AMD just signaled a potential opening in the Chinese AI market, confirming during its Q3 earnings call that it has secured export licenses for select Instinct MI308 accelerators. While the company isn’t booking any MI308 sales into its Q4 outlook, the approvals give AMD a path to ship compliant AI hardware into China at a time when rival options face uncertainty.
CEO Lisa Su described the MI308 situation as fluid, noting that AMD has received some licenses and is working closely with customers to assess demand and overall opportunity. That caution explains why MI308 revenue isn’t included in near-term guidance, even as the company prepares to supply chips where permitted.
Technical details for the Instinct MI308 remain under wraps, but industry watchers expect specifications calibrated to meet current U.S. export rules—placing the product in a similar performance class to China-compliant accelerators like NVIDIA’s H20. The alignment with export thresholds suggests the MI308 is designed to unlock approved deployment in Chinese data centers without crossing regulatory limits.
This is a strategically meaningful step for AMD. NVIDIA continues to face delays around H20 export licensing and broader headwinds to adoption of its full software and hardware stack in China. That friction has left the door open for alternatives that can ship today under current policies. Even so, AMD’s decision to keep MI308 revenue out of its Q4 guide underscores how unpredictable the landscape remains.
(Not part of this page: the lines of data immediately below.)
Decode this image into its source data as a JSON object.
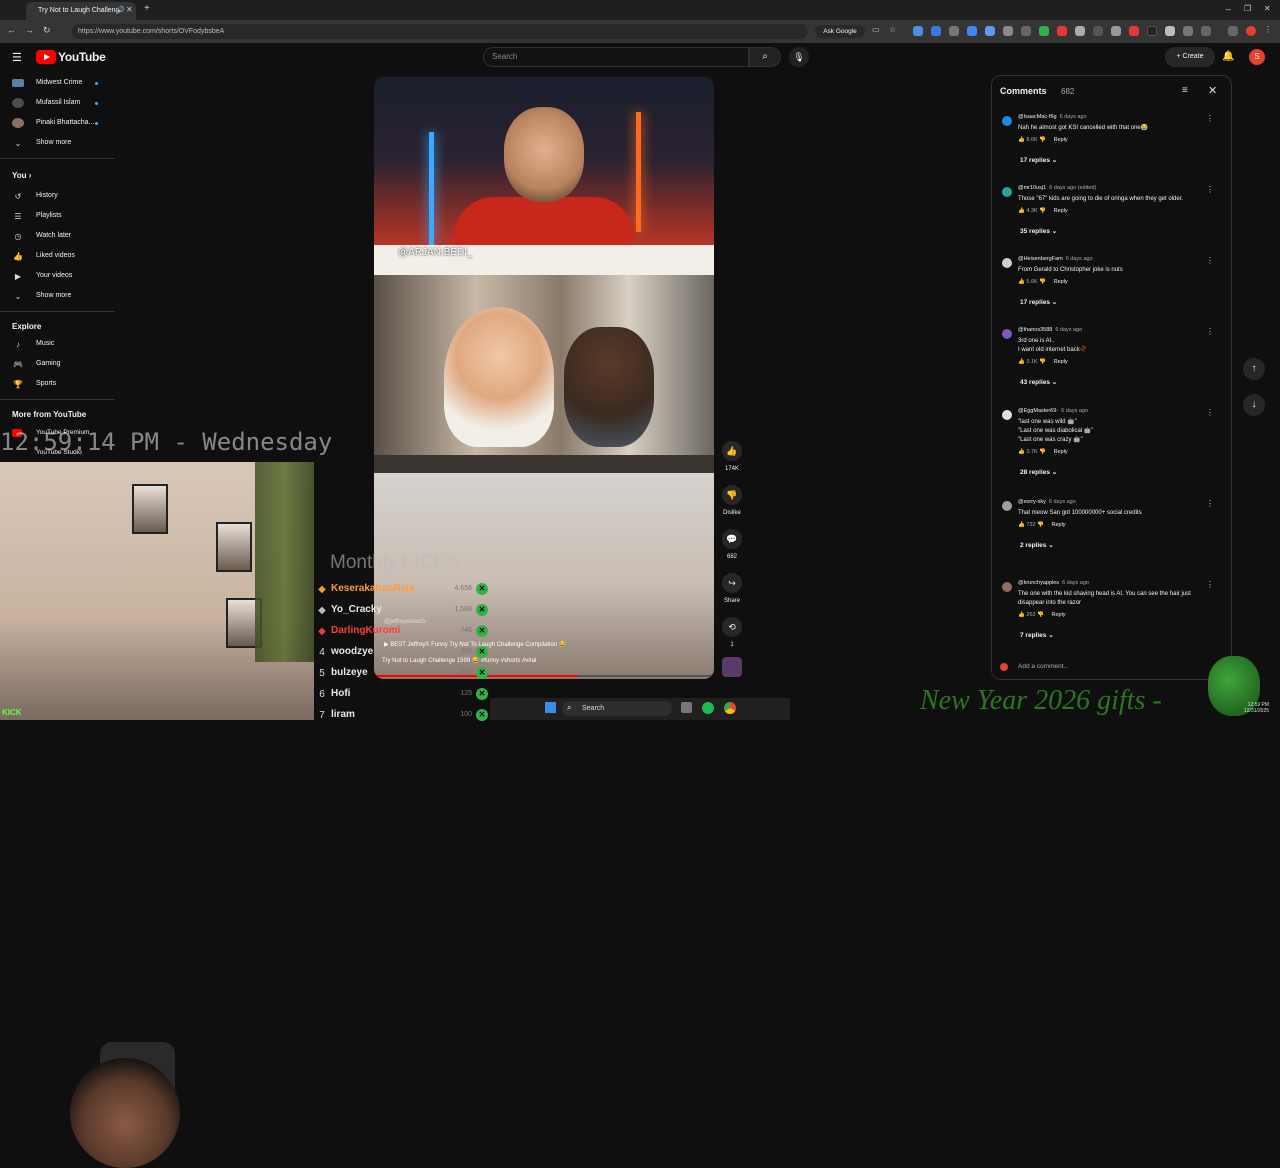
{
  "browser": {
    "tab_title": "Try Not to Laugh Challeng",
    "url": "https://www.youtube.com/shorts/OVFodybsbeA",
    "ask_google": "Ask Google"
  },
  "header": {
    "logo_text": "YouTube",
    "search_placeholder": "Search",
    "create_label": "Create",
    "avatar_letter": "S"
  },
  "sidebar": {
    "subscriptions": [
      {
        "label": "Midwest Crime"
      },
      {
        "label": "Mufassil Islam"
      },
      {
        "label": "Pinaki Bhattacha..."
      }
    ],
    "show_more_1": "Show more",
    "you_heading": "You",
    "you_items": [
      {
        "label": "History"
      },
      {
        "label": "Playlists"
      },
      {
        "label": "Watch later"
      },
      {
        "label": "Liked videos"
      },
      {
        "label": "Your videos"
      }
    ],
    "show_more_2": "Show more",
    "explore_heading": "Explore",
    "explore_items": [
      {
        "label": "Music"
      },
      {
        "label": "Gaming"
      },
      {
        "label": "Sports"
      }
    ],
    "more_heading": "More from YouTube",
    "more_items": [
      {
        "label": "YouTube Premium"
      },
      {
        "label": "YouTube Studio"
      }
    ]
  },
  "overlay": {
    "clock": "12:59:14 PM - Wednesday",
    "leaderboard_title": "Monthly KICK's",
    "leaderboard": [
      {
        "rank": "",
        "name": "KeserakahanRaja",
        "score": "4,656",
        "color": "#ff9a3c"
      },
      {
        "rank": "",
        "name": "Yo_Cracky",
        "score": "1,588",
        "color": "#e8e8e8"
      },
      {
        "rank": "",
        "name": "DarlingKuromi",
        "score": "746",
        "color": "#ff3b3b"
      },
      {
        "rank": "4",
        "name": "woodzye",
        "score": "398",
        "color": "#e8e8e8"
      },
      {
        "rank": "5",
        "name": "bulzeye",
        "score": "228",
        "color": "#e8e8e8"
      },
      {
        "rank": "6",
        "name": "Hofi",
        "score": "125",
        "color": "#e8e8e8"
      },
      {
        "rank": "7",
        "name": "liram",
        "score": "100",
        "color": "#e8e8e8"
      }
    ],
    "new_year_text": "New Year 2026 gifts -",
    "kick_watermark": "KICK"
  },
  "video": {
    "handle": "@ARJAN.BEDI_",
    "channel": "@jeffreyxreacts",
    "title_line1": "BEST JeffreyX Funny Try Not To Laugh Challenge Compilation 😂",
    "title_line2": "Try Not to Laugh Challenge 1599 😂 #funny #shorts #viral",
    "progress": 0.6
  },
  "actions": {
    "like_count": "174K",
    "dislike_label": "Dislike",
    "comment_count": "682",
    "share_label": "Share",
    "remix_count": "1"
  },
  "comments": {
    "title": "Comments",
    "count": "682",
    "add_placeholder": "Add a comment...",
    "items": [
      {
        "user": "@IsaacMac-f6g",
        "time": "6 days ago",
        "text": "Nah he almost got KSI cancelled with that one😭",
        "likes": "8.6K",
        "replies": "17 replies",
        "avatar_color": "#1e88e5"
      },
      {
        "user": "@mr10usj1",
        "time": "6 days ago (edited)",
        "text": "Those \"67\" kids are going to die of oringa when they get older.",
        "likes": "4.3K",
        "replies": "35 replies",
        "avatar_color": "#26a69a"
      },
      {
        "user": "@HeisenbergFam",
        "time": "6 days ago",
        "text": "From Gerald to Christopher joke is nuts",
        "likes": "5.6K",
        "replies": "17 replies",
        "avatar_color": "#cfcfcf"
      },
      {
        "user": "@thanos3588",
        "time": "6 days ago",
        "text": "3rd one is AI..\nI want old internet back🥀",
        "likes": "3.1K",
        "replies": "43 replies",
        "avatar_color": "#7e57c2"
      },
      {
        "user": "@EggMaster69-",
        "time": "6 days ago",
        "text": "\"last one was wild 🤖\"\n\"Last one was diabolical 🤖\"\n\"Last one was crazy 🤖\"",
        "likes": "3.7K",
        "replies": "28 replies",
        "avatar_color": "#e0e0e0"
      },
      {
        "user": "@sorry-sky",
        "time": "6 days ago",
        "text": "That meow San got 100000000+ social credits",
        "likes": "732",
        "replies": "2 replies",
        "avatar_color": "#9e9e9e"
      },
      {
        "user": "@krunchyapples",
        "time": "6 days ago",
        "text": "The one with the kid shaving head is AI. You can see the hair just\ndisappear into the razor",
        "likes": "263",
        "replies": "7 replies",
        "avatar_color": "#8d6e63"
      }
    ],
    "reply_label": "Reply"
  },
  "taskbar": {
    "search_label": "Search",
    "time": "12:59 PM",
    "date": "12/31/2025"
  }
}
China’s push for domestic AI silicon adds another layer of complexity. Until there’s a regulatory or market breakthrough, both U.S. vendors will likely operate with constraints, competing in a segment where availability, compliance, and ecosystem readiness matter as much as raw performance.
What to watch next:
– Final MI308 specifications and how they map to export-compliant performance tiers
– Timing and volume of licensed shipments into China
– Customer uptake across cloud providers, research institutes, and enterprise AI deployments
– Software ecosystem readiness, including ROCm support for popular AI frameworks in China
– Any policy updates affecting export eligibility for current or next-gen accelerators such as Blackwell-class parts
Bottom line: AMD’s MI308 export approvals give it an early, if measured, foothold in China’s AI accelerator market. With competitors still navigating licensing and adoption challenges, AMD gains a slim but tangible edge—provided demand materializes and the regulatory environment doesn’t shift again.